Among the notable stops on the tour:

“Monument to the Simulacrum”:Sculptor Stephen Hendee’s stainless steel mountain dominates Las Vegas’ Centennial Plaza, on Fourth Street adjacent to the Historic Fifth Street School. At its summit: a light, one that reflects “how electric architecture has played an important role in the personality of the urban environment” in Las Vegas, Hooker says. As for the sculpture’s title, “simulacrum” means “a slight, unreal, or superficial likeness or semblance,” according to the dictionary. (And what could be more Vegas than that?)

Fremont Street Experience: Hooker describes Fremont Street as “the greatest performance street in America,” ticking off attractions including the VivaVision video canopy, riders on the Slotzilla zip line and zoom line, downtown performance stages, flair bartenders and dancers atop the bars, along with the “neon signs that animate the whole environment. Everything is kinetic and electric.”

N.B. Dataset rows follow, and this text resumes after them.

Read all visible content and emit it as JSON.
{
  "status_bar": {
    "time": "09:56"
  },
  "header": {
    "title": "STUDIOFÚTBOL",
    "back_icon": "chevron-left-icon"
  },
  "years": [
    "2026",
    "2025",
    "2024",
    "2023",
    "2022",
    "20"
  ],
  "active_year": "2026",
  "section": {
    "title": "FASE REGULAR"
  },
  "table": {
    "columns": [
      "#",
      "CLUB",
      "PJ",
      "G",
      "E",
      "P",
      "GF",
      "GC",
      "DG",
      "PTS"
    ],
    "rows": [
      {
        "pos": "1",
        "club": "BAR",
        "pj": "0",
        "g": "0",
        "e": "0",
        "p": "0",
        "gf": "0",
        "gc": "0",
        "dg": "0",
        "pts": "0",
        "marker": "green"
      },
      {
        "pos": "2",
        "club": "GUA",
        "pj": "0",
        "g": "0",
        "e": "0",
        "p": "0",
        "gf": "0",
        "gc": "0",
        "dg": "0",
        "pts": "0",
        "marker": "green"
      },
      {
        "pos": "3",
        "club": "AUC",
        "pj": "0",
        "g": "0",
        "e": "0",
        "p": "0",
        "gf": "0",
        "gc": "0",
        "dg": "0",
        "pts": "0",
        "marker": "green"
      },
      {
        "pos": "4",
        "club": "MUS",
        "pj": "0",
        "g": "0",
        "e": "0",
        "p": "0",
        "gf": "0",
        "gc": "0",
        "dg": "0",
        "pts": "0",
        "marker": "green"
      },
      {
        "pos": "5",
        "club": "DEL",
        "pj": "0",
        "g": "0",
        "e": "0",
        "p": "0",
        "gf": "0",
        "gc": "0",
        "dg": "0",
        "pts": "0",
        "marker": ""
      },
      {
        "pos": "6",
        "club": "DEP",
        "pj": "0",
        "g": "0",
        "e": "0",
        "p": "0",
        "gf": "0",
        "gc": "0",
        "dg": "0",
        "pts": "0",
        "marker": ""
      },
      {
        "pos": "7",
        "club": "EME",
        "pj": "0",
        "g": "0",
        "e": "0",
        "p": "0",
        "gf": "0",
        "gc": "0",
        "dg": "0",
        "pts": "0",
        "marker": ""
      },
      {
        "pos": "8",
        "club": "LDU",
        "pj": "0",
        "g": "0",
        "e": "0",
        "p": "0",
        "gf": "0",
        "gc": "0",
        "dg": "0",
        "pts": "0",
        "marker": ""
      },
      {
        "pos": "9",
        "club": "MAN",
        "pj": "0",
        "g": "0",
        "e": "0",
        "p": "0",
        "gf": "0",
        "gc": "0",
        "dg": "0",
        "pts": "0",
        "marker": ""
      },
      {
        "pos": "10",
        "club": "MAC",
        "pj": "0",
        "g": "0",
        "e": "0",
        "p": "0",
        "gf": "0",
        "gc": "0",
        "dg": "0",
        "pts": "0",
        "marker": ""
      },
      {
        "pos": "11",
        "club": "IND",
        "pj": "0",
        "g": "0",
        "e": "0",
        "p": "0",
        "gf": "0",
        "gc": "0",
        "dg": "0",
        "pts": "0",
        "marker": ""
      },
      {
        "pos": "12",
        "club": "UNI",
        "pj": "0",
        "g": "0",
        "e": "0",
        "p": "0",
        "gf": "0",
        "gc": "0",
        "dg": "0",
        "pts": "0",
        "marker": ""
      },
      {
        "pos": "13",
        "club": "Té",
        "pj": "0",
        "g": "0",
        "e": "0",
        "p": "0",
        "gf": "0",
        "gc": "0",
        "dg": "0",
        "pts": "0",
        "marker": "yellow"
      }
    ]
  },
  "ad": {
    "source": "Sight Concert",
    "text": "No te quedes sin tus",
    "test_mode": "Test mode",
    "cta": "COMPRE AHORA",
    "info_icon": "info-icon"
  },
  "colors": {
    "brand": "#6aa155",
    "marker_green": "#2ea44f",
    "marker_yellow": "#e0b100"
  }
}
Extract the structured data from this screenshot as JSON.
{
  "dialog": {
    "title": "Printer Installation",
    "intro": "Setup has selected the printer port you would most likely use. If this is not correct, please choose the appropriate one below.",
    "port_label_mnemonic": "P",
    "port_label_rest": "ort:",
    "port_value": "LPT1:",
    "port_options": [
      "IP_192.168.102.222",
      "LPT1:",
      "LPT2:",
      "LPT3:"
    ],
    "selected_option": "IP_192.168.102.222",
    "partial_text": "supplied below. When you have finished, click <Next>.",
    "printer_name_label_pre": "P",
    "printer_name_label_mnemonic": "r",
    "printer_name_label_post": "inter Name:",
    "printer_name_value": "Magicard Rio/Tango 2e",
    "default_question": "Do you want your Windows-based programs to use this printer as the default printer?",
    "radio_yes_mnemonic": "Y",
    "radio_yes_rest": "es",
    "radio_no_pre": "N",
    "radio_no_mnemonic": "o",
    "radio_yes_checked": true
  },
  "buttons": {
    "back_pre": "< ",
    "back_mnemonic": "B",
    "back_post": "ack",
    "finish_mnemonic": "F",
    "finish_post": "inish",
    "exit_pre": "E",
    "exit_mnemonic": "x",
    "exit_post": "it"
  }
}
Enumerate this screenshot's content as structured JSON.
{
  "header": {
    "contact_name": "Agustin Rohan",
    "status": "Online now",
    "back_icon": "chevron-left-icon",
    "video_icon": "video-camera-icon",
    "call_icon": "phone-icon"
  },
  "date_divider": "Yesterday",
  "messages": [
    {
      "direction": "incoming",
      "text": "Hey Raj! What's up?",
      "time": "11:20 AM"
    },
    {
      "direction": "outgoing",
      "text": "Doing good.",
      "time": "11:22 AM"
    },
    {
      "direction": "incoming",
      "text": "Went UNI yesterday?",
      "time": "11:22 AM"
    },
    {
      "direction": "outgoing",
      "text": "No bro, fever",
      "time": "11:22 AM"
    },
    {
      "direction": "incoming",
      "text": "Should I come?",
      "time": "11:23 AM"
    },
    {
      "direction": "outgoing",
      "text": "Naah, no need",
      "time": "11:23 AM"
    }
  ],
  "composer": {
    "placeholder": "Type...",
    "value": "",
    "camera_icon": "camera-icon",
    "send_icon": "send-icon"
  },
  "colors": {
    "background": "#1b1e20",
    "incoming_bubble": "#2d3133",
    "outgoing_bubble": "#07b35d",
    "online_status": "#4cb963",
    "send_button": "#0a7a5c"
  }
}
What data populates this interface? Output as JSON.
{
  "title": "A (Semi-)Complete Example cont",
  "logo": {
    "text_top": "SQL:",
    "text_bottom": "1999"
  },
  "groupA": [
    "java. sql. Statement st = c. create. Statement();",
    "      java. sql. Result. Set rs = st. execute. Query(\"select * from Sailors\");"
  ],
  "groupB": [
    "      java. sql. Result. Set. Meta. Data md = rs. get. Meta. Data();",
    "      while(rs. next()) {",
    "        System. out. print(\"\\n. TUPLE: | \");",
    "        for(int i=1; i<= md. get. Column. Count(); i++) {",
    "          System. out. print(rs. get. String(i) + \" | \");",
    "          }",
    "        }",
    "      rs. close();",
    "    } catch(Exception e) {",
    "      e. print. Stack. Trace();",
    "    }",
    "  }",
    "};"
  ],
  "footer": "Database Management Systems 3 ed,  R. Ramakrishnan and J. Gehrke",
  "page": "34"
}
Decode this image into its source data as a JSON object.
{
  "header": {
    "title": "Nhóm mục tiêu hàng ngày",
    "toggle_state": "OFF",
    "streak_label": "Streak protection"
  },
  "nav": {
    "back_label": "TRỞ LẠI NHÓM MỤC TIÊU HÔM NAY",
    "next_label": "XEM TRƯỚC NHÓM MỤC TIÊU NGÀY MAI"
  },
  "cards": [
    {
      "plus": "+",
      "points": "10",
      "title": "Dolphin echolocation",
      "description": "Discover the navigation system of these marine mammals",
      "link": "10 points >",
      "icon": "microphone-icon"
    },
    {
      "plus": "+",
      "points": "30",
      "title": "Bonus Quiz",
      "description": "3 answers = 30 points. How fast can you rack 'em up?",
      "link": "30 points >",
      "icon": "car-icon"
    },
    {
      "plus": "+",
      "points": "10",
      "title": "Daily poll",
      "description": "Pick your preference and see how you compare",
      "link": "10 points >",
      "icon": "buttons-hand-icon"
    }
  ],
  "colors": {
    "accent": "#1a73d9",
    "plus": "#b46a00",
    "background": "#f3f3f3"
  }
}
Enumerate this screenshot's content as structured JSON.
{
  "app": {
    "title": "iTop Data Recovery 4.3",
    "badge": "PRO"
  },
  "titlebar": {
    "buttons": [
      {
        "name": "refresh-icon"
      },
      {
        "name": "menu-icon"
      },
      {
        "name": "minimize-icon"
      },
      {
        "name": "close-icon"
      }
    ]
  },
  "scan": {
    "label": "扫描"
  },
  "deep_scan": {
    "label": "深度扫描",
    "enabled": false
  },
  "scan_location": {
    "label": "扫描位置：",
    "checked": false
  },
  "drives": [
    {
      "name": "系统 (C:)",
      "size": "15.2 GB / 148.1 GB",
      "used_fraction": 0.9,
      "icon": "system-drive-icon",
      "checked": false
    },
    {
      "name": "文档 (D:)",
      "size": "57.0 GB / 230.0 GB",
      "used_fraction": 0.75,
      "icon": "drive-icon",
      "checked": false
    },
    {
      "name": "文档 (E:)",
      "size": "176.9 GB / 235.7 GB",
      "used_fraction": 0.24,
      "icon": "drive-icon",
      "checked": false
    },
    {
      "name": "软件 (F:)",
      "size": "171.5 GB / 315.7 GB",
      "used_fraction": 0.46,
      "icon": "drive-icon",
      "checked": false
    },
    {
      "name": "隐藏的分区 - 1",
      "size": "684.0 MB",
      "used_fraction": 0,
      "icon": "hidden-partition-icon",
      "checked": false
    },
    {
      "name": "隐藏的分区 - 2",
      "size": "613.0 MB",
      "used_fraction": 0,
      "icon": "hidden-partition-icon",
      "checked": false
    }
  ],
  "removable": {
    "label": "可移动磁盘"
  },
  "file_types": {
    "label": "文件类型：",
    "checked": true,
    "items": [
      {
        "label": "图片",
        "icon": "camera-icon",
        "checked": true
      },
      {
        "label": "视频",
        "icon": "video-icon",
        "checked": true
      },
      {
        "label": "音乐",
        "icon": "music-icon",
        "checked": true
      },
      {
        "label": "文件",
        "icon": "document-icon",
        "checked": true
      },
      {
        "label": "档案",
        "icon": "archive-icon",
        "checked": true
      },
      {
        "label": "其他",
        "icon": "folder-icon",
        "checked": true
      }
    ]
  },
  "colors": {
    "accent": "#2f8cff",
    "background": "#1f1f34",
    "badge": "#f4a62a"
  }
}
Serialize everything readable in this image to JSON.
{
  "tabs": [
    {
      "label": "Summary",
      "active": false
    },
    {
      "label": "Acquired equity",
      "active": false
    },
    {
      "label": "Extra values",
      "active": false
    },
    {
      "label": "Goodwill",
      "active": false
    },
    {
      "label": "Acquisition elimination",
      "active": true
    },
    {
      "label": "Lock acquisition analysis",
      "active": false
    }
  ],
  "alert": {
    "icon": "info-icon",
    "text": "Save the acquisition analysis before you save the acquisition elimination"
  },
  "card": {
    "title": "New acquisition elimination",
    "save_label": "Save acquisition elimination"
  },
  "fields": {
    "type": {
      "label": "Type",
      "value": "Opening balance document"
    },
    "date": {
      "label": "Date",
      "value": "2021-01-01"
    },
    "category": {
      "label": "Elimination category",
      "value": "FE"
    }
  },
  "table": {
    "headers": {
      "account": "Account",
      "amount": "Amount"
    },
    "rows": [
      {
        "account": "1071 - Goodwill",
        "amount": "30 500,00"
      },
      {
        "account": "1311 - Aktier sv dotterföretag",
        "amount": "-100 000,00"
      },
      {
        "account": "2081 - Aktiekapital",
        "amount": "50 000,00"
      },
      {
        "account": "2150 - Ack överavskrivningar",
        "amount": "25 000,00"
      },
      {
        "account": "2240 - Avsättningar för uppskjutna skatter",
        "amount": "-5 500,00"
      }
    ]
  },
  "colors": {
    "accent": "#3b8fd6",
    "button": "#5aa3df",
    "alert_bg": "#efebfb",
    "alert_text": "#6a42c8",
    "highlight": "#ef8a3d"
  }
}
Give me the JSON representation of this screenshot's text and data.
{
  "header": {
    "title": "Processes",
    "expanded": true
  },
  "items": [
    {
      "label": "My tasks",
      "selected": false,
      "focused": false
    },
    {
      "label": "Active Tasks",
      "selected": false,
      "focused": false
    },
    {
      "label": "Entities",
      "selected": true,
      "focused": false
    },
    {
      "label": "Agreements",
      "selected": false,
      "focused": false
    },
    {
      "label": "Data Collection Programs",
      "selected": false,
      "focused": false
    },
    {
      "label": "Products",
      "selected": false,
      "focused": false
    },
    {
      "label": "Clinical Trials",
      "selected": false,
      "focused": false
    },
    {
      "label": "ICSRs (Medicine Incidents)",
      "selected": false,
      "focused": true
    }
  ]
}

Main Street Station: Chandeliers from opera houses in Paris and San Francisco. Stained glass windows from Victorian-era mansions. Winston Churchill’s billiard table (on the mezzanine). And a graffiti-covered slab of the Berlin Wall, installed behind a line of urinals in a men’s restroom. Main Street Station abounds in conversation pieces — perfect for “a storytelling town,” as Hooker notes. If the Berlin Wall segment “were in the Mob Museum or the Atomic Museum, it would just be another artifact.”

Vegas Vic: Still smiling at Fremont Street visitors, the vintage neon cowboy, “built as a mascot of downtown,” predates the Strip’s “Welcome to Fabulous Las Vegas” sign by eight years, according to Hooker. As for the other half of “the royal couple of downtown,” the high-kicking Vegas Vicky was removed from her Fremont Street perch earlier this year to make way for construction of a new hotel-casino. “The hope is she’s coming back.”